Ia pun bergegas beranjak dari tempat tidur menuju ke kamar mandi dan mandi secepat kilat, lalu memakai pakaiannya. Pasalnya tadi malam ia tidak bisa tidur karena merindukan sang ibu yang telah meninggal 1 tahun lamanya serta adiknya yang menyusul 1 bulan yang lalu, sehingga membuatnya bangun kesiangan.

Setelah itu pun ia terburu-buru untuk segera keluar dari rumah untuk mencari kendaraan umum. Kini Diandra memberhentikan taksi yang kebetulan di saat itu lewat di depan rumahnya dan langsung saja sang supir melajukan taksi menuju ke universitas tempatnya menuntut ilmu.

Saat di perjalanan, Sasa sahabatnya itu pun tak henti-hentinya meneleponnya, sehingga Diandra menjawab teleponnya.

"Halo Di, kamu dimana sih. Kenapa telepon aku dari tadi nggak diangkat?" Tanya Sasa dari sebrang telepon, suaranya yang begitu nyaring seakan hendak memecahkan gendang telinga Diandra.

"Duh … berisik banget sih. Aku masih di jalan nih," jawab Diandra.

"Ya ampun Di, kamu kesiangan ya? 10 menit lagi dosen killer sudah mau masuk kelas. Kamu sudah dekat 'kan Di?" Tanya Sasa panik.

"Masih jauh Sa, tadi sempat terkena macet juga," jawab Diandra yang tentunya lebih panik daripada sahabatnya itu.

"Ya sudah buruan ya, bisa-bisa kamu nggak dapat nilai kalau terlambat. Kamu tahu sendiri 'kan konsekuensinya," kata Sasa mengingatkan.

"Iya, iya. Bawel banget sih," gerutu Diandra.

Di saat itu tiba-tiba saja …

Chit …

Sang supir memberhentikan taksinya secara mendadak karena ada motor yang tiba-tiba menyalip dan berhenti mendadak tepat di depannya di sebuah persimpangan jalan. Padahal taksi yang hendak belok ke kiri itu seharusnya bisa langsung jalan, tetapi terhambat karena motor tersebut.

Din … din …

Supir taksi membunyikan klakson, tetapi sama sekali tak digubris oleh pengendara motor tersebut.

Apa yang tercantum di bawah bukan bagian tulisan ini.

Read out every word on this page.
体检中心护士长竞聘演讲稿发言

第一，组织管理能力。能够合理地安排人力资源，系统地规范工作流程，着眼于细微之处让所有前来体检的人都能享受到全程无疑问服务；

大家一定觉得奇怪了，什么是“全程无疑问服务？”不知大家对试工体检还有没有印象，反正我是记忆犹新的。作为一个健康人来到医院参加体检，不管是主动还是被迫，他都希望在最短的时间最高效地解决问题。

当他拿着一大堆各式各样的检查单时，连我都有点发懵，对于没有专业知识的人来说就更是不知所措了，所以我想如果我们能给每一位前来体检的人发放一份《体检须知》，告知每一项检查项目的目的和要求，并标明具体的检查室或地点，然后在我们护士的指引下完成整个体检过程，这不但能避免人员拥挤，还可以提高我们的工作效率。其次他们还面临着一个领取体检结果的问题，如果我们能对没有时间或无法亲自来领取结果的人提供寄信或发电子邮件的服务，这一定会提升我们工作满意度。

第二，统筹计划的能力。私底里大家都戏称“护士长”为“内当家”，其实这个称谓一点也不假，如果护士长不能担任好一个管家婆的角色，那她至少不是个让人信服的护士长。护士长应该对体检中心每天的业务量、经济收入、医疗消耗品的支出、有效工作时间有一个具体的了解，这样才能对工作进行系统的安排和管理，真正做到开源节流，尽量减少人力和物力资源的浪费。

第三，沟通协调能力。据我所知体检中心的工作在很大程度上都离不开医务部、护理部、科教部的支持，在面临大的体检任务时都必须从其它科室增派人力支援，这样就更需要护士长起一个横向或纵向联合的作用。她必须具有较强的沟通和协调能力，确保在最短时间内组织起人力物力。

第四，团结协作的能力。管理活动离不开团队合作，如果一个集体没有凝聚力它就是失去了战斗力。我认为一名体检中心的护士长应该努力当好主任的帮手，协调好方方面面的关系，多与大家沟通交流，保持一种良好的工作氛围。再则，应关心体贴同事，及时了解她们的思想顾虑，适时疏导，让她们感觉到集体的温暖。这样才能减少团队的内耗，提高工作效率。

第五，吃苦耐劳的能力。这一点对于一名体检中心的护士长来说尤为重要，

"Ada apa Pak?" Tanya Diandra.

"Maaf Nona, di depan ada motor yang berhenti mendadak dan menghalangi jalan kita.

Dengan sangat kesal, Diandra pun langsung turun dari taksi tersebut dan menghampiri seseorang yang mengendarai motor sport. Diandra sangat yakin jika orang tersebut adalah bagian dari geng motor yang sangat dibencinya.

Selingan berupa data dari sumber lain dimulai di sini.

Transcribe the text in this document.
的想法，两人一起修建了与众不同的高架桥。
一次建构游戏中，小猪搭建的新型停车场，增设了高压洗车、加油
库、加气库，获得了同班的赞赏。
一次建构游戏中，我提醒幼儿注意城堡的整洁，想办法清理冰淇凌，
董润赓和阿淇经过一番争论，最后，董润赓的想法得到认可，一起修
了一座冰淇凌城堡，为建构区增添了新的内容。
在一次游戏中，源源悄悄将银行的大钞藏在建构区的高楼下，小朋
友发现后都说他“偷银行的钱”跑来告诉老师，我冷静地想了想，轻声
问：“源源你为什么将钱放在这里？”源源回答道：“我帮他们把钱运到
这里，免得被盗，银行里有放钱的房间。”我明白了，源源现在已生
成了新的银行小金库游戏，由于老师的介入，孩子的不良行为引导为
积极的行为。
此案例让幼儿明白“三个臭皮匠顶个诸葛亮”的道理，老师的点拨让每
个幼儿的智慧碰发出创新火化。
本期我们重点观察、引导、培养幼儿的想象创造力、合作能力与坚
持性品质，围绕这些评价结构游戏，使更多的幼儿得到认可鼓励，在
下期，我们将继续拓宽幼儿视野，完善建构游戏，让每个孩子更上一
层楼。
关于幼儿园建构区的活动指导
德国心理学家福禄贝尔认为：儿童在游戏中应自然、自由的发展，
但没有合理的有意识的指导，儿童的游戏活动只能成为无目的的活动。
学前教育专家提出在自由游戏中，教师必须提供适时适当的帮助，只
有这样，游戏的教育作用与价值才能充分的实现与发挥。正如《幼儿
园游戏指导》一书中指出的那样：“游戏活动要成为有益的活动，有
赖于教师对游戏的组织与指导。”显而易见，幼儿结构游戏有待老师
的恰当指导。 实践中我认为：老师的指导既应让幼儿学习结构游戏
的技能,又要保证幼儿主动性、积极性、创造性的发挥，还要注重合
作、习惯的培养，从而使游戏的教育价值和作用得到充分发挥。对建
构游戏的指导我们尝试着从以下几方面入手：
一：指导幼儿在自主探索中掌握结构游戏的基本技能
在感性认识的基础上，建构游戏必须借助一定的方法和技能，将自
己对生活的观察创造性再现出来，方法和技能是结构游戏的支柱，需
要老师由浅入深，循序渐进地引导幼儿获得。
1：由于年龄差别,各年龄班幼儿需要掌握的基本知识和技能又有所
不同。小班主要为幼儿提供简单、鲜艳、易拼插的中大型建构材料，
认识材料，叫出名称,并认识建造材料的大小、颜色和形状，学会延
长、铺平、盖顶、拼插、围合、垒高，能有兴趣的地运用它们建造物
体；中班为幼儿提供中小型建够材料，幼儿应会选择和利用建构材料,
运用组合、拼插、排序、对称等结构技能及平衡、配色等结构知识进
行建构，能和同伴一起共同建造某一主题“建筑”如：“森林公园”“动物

"Heh, turun kamu!" Bentak Diandra sembari memukul jok motor tersebut.

Sehingga seorang pria yang mengendarai motor itu pun langsung membuka helm yang dikenakannya, lalu menoleh ke arah Diandra, serta menatapnya dengan tajam.

Bersambung …

Tawuran

Keduanya saling bertatapan sejenak, hingga di saat itu pun Diandra ingat tujuannya menghampiri pria tersebut.

"Heh kamu itu tidak punya mata ya, kamu bisa lihat 'kan jika di sini ada taksi, kenapa kamu harus berhenti mendadak seperti itu? Aku ini sedang buru-buru," oceh Diandra yang begitu kesal.

Akan tetapi pria tersebut malah memutar bola matanya malas, lalu mengalihkan pandangan ke arah lain.

"Hei kamu itu budek ya? Atau kamu nggak bisa ngomong?" Tanya Diandra karena melihat pria tersebut hanya diam saja.

"Sudah puas ngomel-ngomelnya?" Tanya pria tersebut.

Lalu pria itu mengenakan helmnya kembali dan melajukan motornya itu tanpa memperdulikan Diandra sama sekali.

"Heh, pria tidak tahu sopan santun!" Teriak Diandra, hingga pria tersebut bersama motor sport-nya sudah tak terlihat lagi dari pandangan matanya.

Din … din …

"Nona, ayo kita pergi dari sini. Jika tidak malah kita yang akan menyebabkan kemacetan," ucap supir taksi yang membunyikan klakson taksinya itu.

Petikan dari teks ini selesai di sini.